Challenge: Different Spatial Reference Applied the Project routine to change coordinate system of neighborhoods shapefile from NAD83 to WGS84 to be in accordance with rest of feature class data.

Select relevant zip codes Made feature layer for St. Joseph County zip codes features class Performed Select Layer by Attribute to select only those zip codes in city of South Bend Copied the selected features to a new feature class

Super challenge: Converting String Field To Integer Field for Zip Codes Failed Joins because the field being joined on is string data type in one file and integer in the other. Code (at right) found in Esri thread at: https://geonet.esri.com/thread/86096 Formatting this code into my script (at bottom) was a difficult process since I was unsure of proper syntax for wrapping lines in mid-argument. By trial-and-error I think I found a makeshift solution.

Add fields & Calculate Fields Add field “BACHELORS” to hold the proportion of people over 25 years of age per block group holding bachelors degrees Calculate Field to populate records with equation: # respondents with Bachelors or higher divided by all respondents for education Add field “PRIORITY” to update with successive queries for preferential sites

Query for threshold proportion of Bachelors Select by Attribute for block groups containing proportion of people with Bachelors greater than 0.25 Calculate Field to populate Priority with ‘3’ for block groups meeting query selection

Bachelors quotient map This map shows the polygons symbolized according to proportion of people holding Bachelors with the darker polygons indicating a higher proportion of people. In general, the trend seems to indicate higher percentages of Bachelors to the North and Northeast for some reason.
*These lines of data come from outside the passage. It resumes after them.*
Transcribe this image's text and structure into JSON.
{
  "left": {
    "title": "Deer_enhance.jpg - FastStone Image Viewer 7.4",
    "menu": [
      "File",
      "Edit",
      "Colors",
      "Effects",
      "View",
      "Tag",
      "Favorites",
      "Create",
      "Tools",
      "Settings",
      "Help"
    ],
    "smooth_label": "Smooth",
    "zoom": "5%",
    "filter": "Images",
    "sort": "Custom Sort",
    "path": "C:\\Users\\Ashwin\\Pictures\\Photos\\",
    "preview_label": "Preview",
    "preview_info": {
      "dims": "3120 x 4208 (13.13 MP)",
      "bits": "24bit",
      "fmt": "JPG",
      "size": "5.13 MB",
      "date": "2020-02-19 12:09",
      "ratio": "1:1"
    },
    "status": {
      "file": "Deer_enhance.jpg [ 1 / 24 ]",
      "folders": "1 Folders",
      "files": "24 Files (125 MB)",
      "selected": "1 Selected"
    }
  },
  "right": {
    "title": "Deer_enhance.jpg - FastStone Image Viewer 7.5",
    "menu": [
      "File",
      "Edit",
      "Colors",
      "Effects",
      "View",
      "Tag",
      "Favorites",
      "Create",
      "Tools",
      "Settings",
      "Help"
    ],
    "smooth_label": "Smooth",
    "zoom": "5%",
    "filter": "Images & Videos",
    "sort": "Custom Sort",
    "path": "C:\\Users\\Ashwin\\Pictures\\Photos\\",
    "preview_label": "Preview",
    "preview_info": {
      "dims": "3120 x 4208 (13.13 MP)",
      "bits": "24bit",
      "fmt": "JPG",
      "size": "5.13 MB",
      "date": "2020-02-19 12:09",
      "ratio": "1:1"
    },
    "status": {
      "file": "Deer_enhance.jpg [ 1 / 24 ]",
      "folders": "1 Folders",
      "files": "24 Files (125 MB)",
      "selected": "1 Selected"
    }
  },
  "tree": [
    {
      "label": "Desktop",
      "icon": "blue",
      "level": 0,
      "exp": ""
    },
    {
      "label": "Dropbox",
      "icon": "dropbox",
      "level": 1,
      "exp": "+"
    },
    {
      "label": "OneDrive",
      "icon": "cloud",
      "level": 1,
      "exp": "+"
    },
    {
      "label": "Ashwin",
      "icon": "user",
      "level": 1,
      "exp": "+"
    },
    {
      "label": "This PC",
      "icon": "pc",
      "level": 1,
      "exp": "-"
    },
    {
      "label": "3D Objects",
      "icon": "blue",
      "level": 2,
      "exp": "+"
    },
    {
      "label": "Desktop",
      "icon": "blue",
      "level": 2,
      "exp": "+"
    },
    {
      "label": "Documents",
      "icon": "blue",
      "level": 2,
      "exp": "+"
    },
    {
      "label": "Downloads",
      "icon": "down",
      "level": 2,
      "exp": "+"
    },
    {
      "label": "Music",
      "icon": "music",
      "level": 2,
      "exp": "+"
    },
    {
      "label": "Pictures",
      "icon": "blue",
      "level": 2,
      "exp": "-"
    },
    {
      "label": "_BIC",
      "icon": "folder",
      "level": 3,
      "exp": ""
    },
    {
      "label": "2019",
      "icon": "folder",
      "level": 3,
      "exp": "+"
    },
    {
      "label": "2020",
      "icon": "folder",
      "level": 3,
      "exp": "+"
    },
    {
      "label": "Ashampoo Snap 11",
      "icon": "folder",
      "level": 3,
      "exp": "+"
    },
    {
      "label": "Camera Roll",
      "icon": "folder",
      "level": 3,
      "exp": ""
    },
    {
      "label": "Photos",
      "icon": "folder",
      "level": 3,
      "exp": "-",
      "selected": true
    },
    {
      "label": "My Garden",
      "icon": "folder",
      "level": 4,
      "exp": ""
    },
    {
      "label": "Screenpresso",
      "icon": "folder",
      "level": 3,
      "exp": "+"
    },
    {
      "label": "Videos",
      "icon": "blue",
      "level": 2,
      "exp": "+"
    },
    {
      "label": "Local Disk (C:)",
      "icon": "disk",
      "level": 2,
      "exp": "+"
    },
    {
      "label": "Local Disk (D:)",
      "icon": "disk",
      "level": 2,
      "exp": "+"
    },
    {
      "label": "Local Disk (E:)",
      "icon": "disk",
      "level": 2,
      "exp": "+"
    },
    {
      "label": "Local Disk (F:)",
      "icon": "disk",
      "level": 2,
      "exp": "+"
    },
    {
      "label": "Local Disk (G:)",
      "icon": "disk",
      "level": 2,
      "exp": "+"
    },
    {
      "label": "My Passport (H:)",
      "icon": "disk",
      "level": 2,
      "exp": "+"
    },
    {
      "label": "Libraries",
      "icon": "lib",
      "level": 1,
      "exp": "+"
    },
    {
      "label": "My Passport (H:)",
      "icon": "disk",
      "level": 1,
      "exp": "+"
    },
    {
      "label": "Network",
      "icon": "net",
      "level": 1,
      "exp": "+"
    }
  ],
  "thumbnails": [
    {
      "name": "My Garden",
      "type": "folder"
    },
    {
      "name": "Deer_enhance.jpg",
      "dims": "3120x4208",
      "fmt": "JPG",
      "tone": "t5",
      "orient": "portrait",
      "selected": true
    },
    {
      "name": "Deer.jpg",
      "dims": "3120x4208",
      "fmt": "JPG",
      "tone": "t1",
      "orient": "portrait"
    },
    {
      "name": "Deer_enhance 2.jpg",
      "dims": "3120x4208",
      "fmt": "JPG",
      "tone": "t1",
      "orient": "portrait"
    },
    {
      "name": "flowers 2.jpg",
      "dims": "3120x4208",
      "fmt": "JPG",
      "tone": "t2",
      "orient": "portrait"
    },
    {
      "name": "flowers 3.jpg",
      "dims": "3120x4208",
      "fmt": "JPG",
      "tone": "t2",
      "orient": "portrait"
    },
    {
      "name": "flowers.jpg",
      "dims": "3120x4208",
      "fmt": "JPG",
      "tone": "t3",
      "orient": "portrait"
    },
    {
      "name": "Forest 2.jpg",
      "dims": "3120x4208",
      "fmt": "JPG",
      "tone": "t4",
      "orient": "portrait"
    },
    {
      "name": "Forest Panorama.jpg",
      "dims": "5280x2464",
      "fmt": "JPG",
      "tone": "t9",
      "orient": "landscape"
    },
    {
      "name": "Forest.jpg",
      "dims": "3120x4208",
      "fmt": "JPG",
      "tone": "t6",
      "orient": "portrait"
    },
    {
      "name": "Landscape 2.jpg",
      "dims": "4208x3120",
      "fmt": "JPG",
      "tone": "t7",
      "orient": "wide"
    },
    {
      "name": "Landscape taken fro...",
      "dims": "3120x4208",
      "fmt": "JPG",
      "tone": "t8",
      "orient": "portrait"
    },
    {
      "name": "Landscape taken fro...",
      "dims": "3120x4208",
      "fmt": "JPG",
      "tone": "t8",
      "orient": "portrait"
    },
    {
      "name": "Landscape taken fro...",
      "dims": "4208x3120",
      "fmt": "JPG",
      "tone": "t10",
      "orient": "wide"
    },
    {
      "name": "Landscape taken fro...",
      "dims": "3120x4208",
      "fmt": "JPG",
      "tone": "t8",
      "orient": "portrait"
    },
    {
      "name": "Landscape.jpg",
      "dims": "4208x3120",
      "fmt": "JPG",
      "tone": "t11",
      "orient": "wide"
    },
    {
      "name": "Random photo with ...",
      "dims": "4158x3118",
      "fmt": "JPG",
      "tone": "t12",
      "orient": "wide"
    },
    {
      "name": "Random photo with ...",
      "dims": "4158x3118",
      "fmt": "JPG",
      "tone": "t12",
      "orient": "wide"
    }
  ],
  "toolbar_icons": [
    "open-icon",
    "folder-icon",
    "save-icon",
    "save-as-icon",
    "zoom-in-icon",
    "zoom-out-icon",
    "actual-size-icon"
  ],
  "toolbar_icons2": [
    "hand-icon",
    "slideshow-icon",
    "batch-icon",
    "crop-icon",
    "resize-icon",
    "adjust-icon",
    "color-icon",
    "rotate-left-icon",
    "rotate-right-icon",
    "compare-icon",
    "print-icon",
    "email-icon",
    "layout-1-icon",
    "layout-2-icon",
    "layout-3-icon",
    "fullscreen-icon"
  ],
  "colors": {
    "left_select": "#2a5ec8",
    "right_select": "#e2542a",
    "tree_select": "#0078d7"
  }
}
Process: add join Create Indexes, make a Feature Layer, and Add Join List Fields for troubleshooting This process was done to connect the csv rent files with the respective feature classes for both zip codes and neighborhoods

Process: Union Defined variable to hold feature class list that will input to Union. Perform Union to fill in gaps between neighborhoods layer with existing information from other layers - This conveniently brings all the information into one layer for analysis Make feature layer for Union feature class for further routines and queries

Transfer rent statistics Due to Union, some newly associated neighborhood polygons lack rent statistic. This can be rectified by transferring the rent values from the larger, encompassing zip code polygon rent statistic.

Update cursor: Delete Records Due to Union, some sliver polygons were created that are of no consequential to analysis. These were Deleted with Update Cursor. Sliver polygons

Update cursor: Update Priority Field Define variable that holds query for both parameters satisfying education (> = 0.25) and rent maximum (<= $850) Use Update Cursor to update records in Priority field satisfying the query with priority ‘2’

Rents map This map shows the rent ranges for each polygon. The rent statistic is a monthly average for June 2016 for single-family residences, condos, and co-ops. There seems to be an increasing trend towards the northern and southern periphery of South Bend city proper.

Notre dame extraction Isolate Notre Dame as a solitary feature class from cities Create a buffer with 1.5 mile radius around the campus

Final priority ranking update Select those polygons that satisfy all 3 queried parameters Populate the Priority field with ‘1’ to indicate that these are the final polygons that meet our specifications

Final map The resulting priority map. Darker green indicates higher priority. There seem to actually be a few polygons near Notre Dame that meet my criteria.